Embarrassed by the hard evidence of its mischief, the EFCC next claimed, without evidence or corroboration, that its decision to declare Ibori wanted was based not on the letter delivered on April 13 to Ibori's Lagos residence, but on the commission's earlier informal invitations to the ex-governor, through the Delta State Government - which invitations, it alleged, Ibori had spurned. How strange, that a law-enforcement agency would opt to summon a suspect in a multi-billion naira fraud case, as it currently claims, through an intermediary!
Given the foregoing, we believe that Chief Ibori was justified to have exercised his constitutional right to seek protection in court from the EFCC's acts of persecution. His application to this effect is already before the Federal High Court, Asaba, which has ordered all the parties to the dispute not to take any action that would render the court's eventual decision a fait accompli. We think that by going to court, Ibori has done the proper and civilised thing, and that all the parties concerned should respect the subsisting pronouncements of the court on the matter. Incidentally, the EFCC's counsel is reported to have appeared before the court on Monday, April 19, 2010, when the motion on notice was heard.
Thus, reports of attempts by the EFCC and or the police - the latter citing special presidential orders and even a bench warrant - to arrest Chief Ibori on a matter that is the subject of a court trial are most disturbing. Particularly alarming are the reports of militant youths in Oghara, the ex-governor's hometown, allegedly rising in armed support of their kin. It is a dangerous dimension and we caution all sides to exercise extreme restraint. The path of the rule of law and due process is the only safe and civilised way to handle this matter.
Although this newspaper has consistently argued against any frivolous court injunctions precluding the EFCC or the police from carrying out their statutory duties, it is manifestly clear in the present case that there was a prima facie evidence for the Commission to be stopped in its tracks. Even the EFCC's choice of Saturday, April 17 for Ibori to appear at its office - on a non-working day - smells of bad faith. Was the day picked so that he may be conveniently detained for two days before official working hours? It now appears plausible that the allegation of political persecution against Chief Ibori is an albatross the Commission has to carry, until it can prove otherwise. We caution against any slide to the inglorious past of the Commission under Mallam Nuhu Ribadu, especially as the 2011 elections approach.

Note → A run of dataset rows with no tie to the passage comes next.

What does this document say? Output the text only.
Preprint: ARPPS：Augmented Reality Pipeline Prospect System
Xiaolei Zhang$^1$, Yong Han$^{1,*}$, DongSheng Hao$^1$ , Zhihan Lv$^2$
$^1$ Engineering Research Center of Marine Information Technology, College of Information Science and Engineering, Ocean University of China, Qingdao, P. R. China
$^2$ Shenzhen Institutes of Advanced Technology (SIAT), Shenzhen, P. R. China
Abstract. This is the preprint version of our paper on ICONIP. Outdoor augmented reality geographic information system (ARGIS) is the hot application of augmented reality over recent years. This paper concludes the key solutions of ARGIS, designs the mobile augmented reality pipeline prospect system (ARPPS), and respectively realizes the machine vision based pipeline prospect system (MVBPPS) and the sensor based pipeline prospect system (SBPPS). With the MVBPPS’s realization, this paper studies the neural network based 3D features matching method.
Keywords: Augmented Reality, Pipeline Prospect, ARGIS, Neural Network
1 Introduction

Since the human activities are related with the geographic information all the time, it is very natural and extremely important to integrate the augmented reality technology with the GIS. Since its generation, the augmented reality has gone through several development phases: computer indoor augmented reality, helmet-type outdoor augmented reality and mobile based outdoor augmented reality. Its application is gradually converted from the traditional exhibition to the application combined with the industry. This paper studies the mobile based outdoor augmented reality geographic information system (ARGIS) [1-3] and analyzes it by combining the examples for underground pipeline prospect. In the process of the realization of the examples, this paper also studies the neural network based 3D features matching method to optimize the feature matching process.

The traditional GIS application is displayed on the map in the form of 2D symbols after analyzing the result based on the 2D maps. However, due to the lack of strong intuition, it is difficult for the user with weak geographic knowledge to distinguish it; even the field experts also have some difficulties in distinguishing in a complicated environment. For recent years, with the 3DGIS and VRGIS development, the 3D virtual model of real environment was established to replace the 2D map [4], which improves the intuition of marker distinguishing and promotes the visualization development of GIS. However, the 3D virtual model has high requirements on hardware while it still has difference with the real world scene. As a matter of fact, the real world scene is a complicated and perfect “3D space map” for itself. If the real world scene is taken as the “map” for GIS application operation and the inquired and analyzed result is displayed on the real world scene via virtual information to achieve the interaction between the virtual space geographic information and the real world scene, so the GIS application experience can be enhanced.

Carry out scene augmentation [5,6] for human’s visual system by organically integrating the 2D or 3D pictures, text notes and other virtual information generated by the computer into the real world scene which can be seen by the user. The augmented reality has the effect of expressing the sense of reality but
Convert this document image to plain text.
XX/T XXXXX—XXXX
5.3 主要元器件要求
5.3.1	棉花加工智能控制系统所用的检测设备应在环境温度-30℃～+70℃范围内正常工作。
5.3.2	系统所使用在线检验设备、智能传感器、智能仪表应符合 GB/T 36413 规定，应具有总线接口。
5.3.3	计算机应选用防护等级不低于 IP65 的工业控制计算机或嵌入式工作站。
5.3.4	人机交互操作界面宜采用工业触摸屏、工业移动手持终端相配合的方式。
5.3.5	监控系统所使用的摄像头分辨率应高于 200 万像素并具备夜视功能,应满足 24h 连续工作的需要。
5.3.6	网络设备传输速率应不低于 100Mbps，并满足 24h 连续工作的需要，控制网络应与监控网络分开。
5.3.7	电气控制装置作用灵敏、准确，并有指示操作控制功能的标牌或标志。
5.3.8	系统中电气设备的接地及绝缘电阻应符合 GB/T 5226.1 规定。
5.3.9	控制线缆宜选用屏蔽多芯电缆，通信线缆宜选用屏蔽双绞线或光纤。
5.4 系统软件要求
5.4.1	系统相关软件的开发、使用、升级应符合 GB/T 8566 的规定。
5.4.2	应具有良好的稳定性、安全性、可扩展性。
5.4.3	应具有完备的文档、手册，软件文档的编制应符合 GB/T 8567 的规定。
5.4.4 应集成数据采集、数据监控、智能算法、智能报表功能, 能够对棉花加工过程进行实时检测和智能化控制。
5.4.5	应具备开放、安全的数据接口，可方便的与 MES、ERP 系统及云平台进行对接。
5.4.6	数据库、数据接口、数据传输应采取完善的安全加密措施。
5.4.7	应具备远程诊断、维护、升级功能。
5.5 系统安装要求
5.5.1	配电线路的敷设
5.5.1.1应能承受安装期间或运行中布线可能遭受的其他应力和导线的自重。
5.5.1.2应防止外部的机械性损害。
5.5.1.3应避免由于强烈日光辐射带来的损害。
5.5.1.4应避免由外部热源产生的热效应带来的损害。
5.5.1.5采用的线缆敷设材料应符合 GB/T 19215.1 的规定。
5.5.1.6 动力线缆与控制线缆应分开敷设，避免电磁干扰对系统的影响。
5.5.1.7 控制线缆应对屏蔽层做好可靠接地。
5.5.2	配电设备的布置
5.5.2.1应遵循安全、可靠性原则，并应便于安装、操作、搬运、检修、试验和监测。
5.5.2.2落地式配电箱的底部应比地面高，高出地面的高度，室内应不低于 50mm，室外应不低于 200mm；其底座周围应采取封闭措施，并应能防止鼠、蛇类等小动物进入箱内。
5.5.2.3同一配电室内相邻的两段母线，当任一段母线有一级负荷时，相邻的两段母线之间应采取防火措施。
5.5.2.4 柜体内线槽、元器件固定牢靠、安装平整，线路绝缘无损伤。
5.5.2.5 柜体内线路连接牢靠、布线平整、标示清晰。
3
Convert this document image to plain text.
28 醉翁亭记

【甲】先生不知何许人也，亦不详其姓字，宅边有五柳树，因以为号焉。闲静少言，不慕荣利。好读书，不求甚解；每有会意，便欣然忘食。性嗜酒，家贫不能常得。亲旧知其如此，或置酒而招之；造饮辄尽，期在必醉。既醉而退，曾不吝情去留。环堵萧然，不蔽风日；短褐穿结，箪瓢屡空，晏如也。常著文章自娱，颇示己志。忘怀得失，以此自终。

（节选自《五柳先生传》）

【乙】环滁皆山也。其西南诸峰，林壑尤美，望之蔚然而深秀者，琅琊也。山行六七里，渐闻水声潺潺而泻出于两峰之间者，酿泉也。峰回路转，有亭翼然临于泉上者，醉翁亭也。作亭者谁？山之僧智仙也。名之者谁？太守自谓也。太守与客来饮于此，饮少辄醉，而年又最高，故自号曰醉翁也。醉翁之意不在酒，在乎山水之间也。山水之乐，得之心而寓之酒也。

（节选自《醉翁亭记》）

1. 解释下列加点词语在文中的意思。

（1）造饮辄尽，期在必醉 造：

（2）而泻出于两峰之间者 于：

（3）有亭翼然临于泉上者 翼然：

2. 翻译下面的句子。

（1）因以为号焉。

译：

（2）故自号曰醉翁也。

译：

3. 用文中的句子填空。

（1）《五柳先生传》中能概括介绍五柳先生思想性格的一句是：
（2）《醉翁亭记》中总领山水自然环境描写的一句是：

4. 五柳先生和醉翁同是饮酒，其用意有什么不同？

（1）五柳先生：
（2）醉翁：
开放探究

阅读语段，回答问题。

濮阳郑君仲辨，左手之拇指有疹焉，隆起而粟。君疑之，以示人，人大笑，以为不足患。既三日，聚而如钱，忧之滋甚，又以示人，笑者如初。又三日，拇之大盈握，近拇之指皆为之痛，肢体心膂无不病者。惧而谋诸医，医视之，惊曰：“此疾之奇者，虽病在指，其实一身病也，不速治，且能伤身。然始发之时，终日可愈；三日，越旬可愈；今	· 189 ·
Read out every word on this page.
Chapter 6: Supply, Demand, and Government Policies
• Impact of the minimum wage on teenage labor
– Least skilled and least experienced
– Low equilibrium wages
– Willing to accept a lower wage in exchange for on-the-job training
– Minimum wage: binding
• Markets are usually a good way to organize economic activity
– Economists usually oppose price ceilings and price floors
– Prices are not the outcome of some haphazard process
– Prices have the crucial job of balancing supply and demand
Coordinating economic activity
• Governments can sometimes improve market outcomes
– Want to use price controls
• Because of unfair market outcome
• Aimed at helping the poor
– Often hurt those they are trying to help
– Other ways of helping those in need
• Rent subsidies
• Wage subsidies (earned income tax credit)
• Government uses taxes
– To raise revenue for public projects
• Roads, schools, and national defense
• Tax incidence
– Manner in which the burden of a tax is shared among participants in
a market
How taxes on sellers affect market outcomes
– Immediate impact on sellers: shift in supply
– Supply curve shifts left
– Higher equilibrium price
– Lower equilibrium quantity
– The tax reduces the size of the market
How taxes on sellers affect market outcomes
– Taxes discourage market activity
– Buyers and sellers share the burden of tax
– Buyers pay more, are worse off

That the entrenched culture of corruption, impunity and abuse of power lies at the heart of the present ruinous state of the Nigerian polity and economy is a self-evident truism. Likewise is it self-evident that the government has a duty to investigate and prosecute all those reasonably suspected or accused of having broken the law. This cannot justify, however, the state or any of its agencies breaking one law in order to enforce another. The Mrs Farida Waziri-led EFCC, which, on several previous occasions, had received our plaudit for its preference for observing the rule of law, has manifestly bungled its current case against Chief Ibori. It should own up its error and withdraw from this provocative and malicious offensive against the former governor.